Darüber hinaus gibt es auch einige Nahrungsergänzungsmittel und Heilpflanzen, die helfen können, wie zum Beispiel Johanniskraut, Damiana oder Baldrian. Idealerweise sollte die Verwendung von Nahrungsergänzungsmitteln und Heilpflanzen nur unter Aufsicht eines Arztes und eines mit der Verwendung von Heilpflanzen vertrauten medizinischen Fachpersonals erfolgen.
Gibt es eine Heilung für Depressionen?
Depressionen gelten als chronische Erkrankungen, da sie mehrere Monate oder sogar Jahre andauern können. Depressionen können jedoch geheilt werden, insbesondere in milderen Fällen, die von Beginn der Symptome an behandelt werden. In schwerwiegenderen Fällen kann es jedoch erforderlich sein, die Behandlung über mehrere Jahre fortzusetzen.
Der Verzicht auf die Einnahme von Medikamenten sowie auf Psychotherapie sind die Haupteinstellungen, die für den Anstieg der Behandlungsversagensraten verantwortlich sind.
Wie man jemandem mit Depressionen helfen kann
Emotionale Unterstützung durch Familie, Freunde und Angehörige ist eine der wichtigsten Säulen der Depressionsbehandlung und kann dazu beitragen, die Behandlungszeit zu verkürzen.
Einige Einstellungen, die jemandem mit Depressionen helfen können, sind:
- Suchen Sie nach Informationen über Depressionen;
- Machen Sie es der anderen Person bequem;
- Empfehlen Sie die Suche nach einem Therapeuten und fördern Sie die Fortsetzung der Behandlung.

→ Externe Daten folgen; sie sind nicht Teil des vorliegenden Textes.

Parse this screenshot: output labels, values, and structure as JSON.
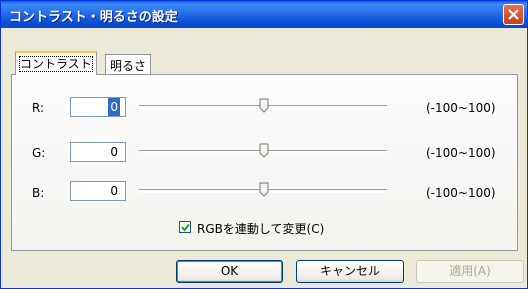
{
  "window": {
    "title": "コントラスト・明るさの設定"
  },
  "tabs": [
    {
      "label": "コントラスト",
      "active": true
    },
    {
      "label": "明るさ",
      "active": false
    }
  ],
  "channels": [
    {
      "label": "R:",
      "value": "0",
      "slider_fraction": 0.5,
      "range": "(-100~100)"
    },
    {
      "label": "G:",
      "value": "0",
      "slider_fraction": 0.5,
      "range": "(-100~100)"
    },
    {
      "label": "B:",
      "value": "0",
      "slider_fraction": 0.5,
      "range": "(-100~100)"
    }
  ],
  "link_checkbox": {
    "label": "RGBを連動して変更(C)",
    "checked": true
  },
  "buttons": {
    "ok": "OK",
    "cancel": "キャンセル",
    "apply": "適用(A)"
  },
  "colors": {
    "titlebar": "#0A53D9",
    "close_button": "#C4401C",
    "selection": "#316AC5",
    "dialog_background": "#ECE9D8",
    "active_tab_highlight": "#FFC73C"
  },
  "icons": {
    "close": "close-x-icon",
    "checkmark": "checkmark-icon",
    "slider_thumb": "slider-thumb-icon"
  }
}
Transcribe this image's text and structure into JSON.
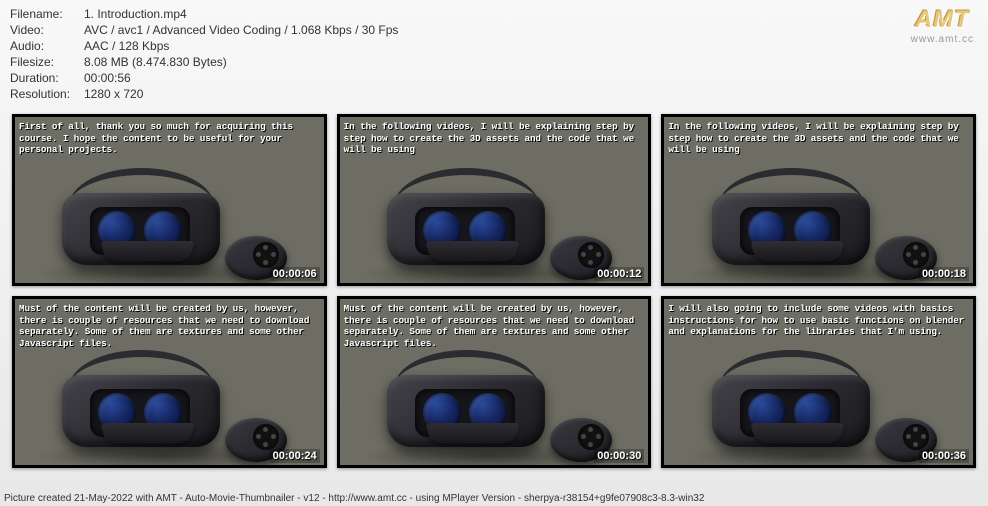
{
  "meta": {
    "filename_label": "Filename:",
    "filename_value": "1. Introduction.mp4",
    "video_label": "Video:",
    "video_value": "AVC / avc1 / Advanced Video Coding / 1.068 Kbps / 30 Fps",
    "audio_label": "Audio:",
    "audio_value": "AAC / 128 Kbps",
    "filesize_label": "Filesize:",
    "filesize_value": "8.08 MB (8.474.830 Bytes)",
    "duration_label": "Duration:",
    "duration_value": "00:00:56",
    "resolution_label": "Resolution:",
    "resolution_value": "1280 x 720"
  },
  "logo": {
    "text": "AMT",
    "url": "www.amt.cc"
  },
  "thumbs": [
    {
      "subtitle": "First of all, thank you so much for acquiring this course. I hope the content to be useful for your personal projects.",
      "timestamp": "00:00:06"
    },
    {
      "subtitle": "In the following videos, I will be explaining step by step how to create the 3D assets and the code that we will be using",
      "timestamp": "00:00:12"
    },
    {
      "subtitle": "In the following videos, I will be explaining step by step how to create the 3D assets and the code that we will be using",
      "timestamp": "00:00:18"
    },
    {
      "subtitle": "Must of the content will be created by us, however, there is couple of resources that we need to download separately. Some of them are textures and some other Javascript files.",
      "timestamp": "00:00:24"
    },
    {
      "subtitle": "Must of the content will be created by us, however, there is couple of resources that we need to download separately. Some of them are textures and some other Javascript files.",
      "timestamp": "00:00:30"
    },
    {
      "subtitle": "I will also going to include some videos with basics instructions for how to use basic functions on blender and explanations for the libraries that I'm using.",
      "timestamp": "00:00:36"
    }
  ],
  "footer": "Picture created 21-May-2022 with AMT - Auto-Movie-Thumbnailer - v12 - http://www.amt.cc - using MPlayer Version - sherpya-r38154+g9fe07908c3-8.3-win32"
}
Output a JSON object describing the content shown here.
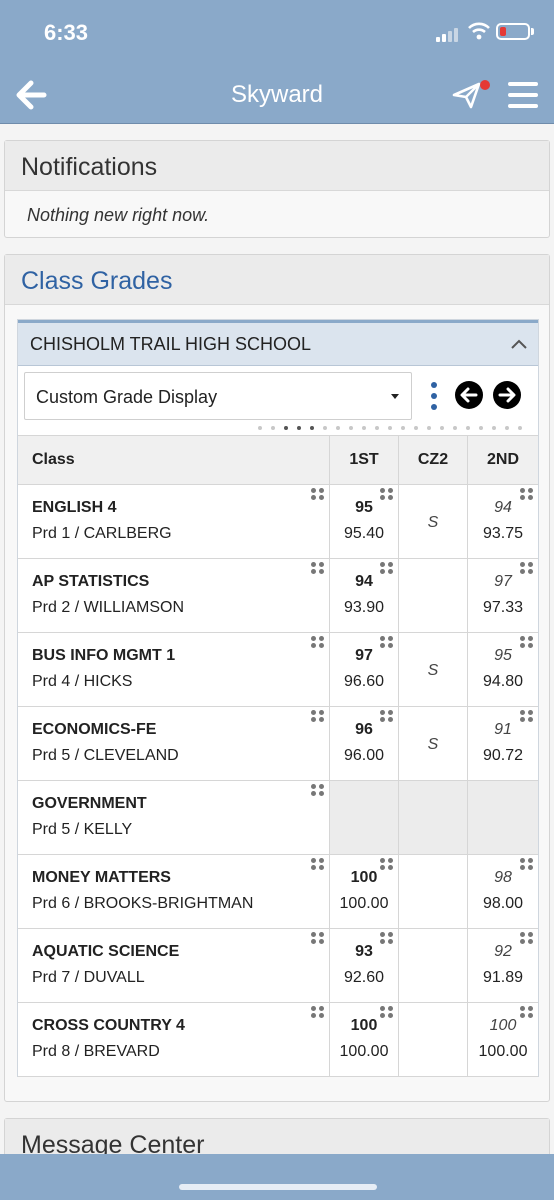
{
  "status": {
    "time": "6:33"
  },
  "nav": {
    "title": "Skyward"
  },
  "notifications": {
    "title": "Notifications",
    "message": "Nothing new right now."
  },
  "class_grades": {
    "title": "Class Grades",
    "school": "CHISHOLM TRAIL HIGH SCHOOL",
    "display_select": "Custom Grade Display",
    "columns": [
      "Class",
      "1ST",
      "CZ2",
      "2ND"
    ],
    "rows": [
      {
        "class": "ENGLISH 4",
        "period": "Prd 1 / CARLBERG",
        "first": "95",
        "first_pct": "95.40",
        "cz2": "S",
        "second": "94",
        "second_pct": "93.75"
      },
      {
        "class": "AP STATISTICS",
        "period": "Prd 2 / WILLIAMSON",
        "first": "94",
        "first_pct": "93.90",
        "cz2": "",
        "second": "97",
        "second_pct": "97.33"
      },
      {
        "class": "BUS INFO MGMT 1",
        "period": "Prd 4 / HICKS",
        "first": "97",
        "first_pct": "96.60",
        "cz2": "S",
        "second": "95",
        "second_pct": "94.80"
      },
      {
        "class": "ECONOMICS-FE",
        "period": "Prd 5 / CLEVELAND",
        "first": "96",
        "first_pct": "96.00",
        "cz2": "S",
        "second": "91",
        "second_pct": "90.72"
      },
      {
        "class": "GOVERNMENT",
        "period": "Prd 5 / KELLY",
        "first": "",
        "first_pct": "",
        "cz2": "",
        "second": "",
        "second_pct": ""
      },
      {
        "class": "MONEY MATTERS",
        "period": "Prd 6 / BROOKS-BRIGHTMAN",
        "first": "100",
        "first_pct": "100.00",
        "cz2": "",
        "second": "98",
        "second_pct": "98.00"
      },
      {
        "class": "AQUATIC SCIENCE",
        "period": "Prd 7 / DUVALL",
        "first": "93",
        "first_pct": "92.60",
        "cz2": "",
        "second": "92",
        "second_pct": "91.89"
      },
      {
        "class": "CROSS COUNTRY 4",
        "period": "Prd 8 / BREVARD",
        "first": "100",
        "first_pct": "100.00",
        "cz2": "",
        "second": "100",
        "second_pct": "100.00"
      }
    ]
  },
  "message_center": {
    "title": "Message Center"
  },
  "colors": {
    "nav_bar": "#8aa9c9",
    "accent": "#2f62a3",
    "notification_dot": "#e53935"
  }
}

- Nehmen Sie gemeinsam mit der Person an Entspannungstechniken teil;
- Stimulieren Sie die positiven Wirkungen der Behandlung.
Es kann schwierig sein, zu wissen, wie man sich im Angesicht einer depressiven Person verhält. Daher ist es am besten, immer mit dem behandelnden Arzt Rücksprache zu halten, damit dieser Sie darüber informieren kann, wie Familie und Freunde im konkreten Fall helfen können.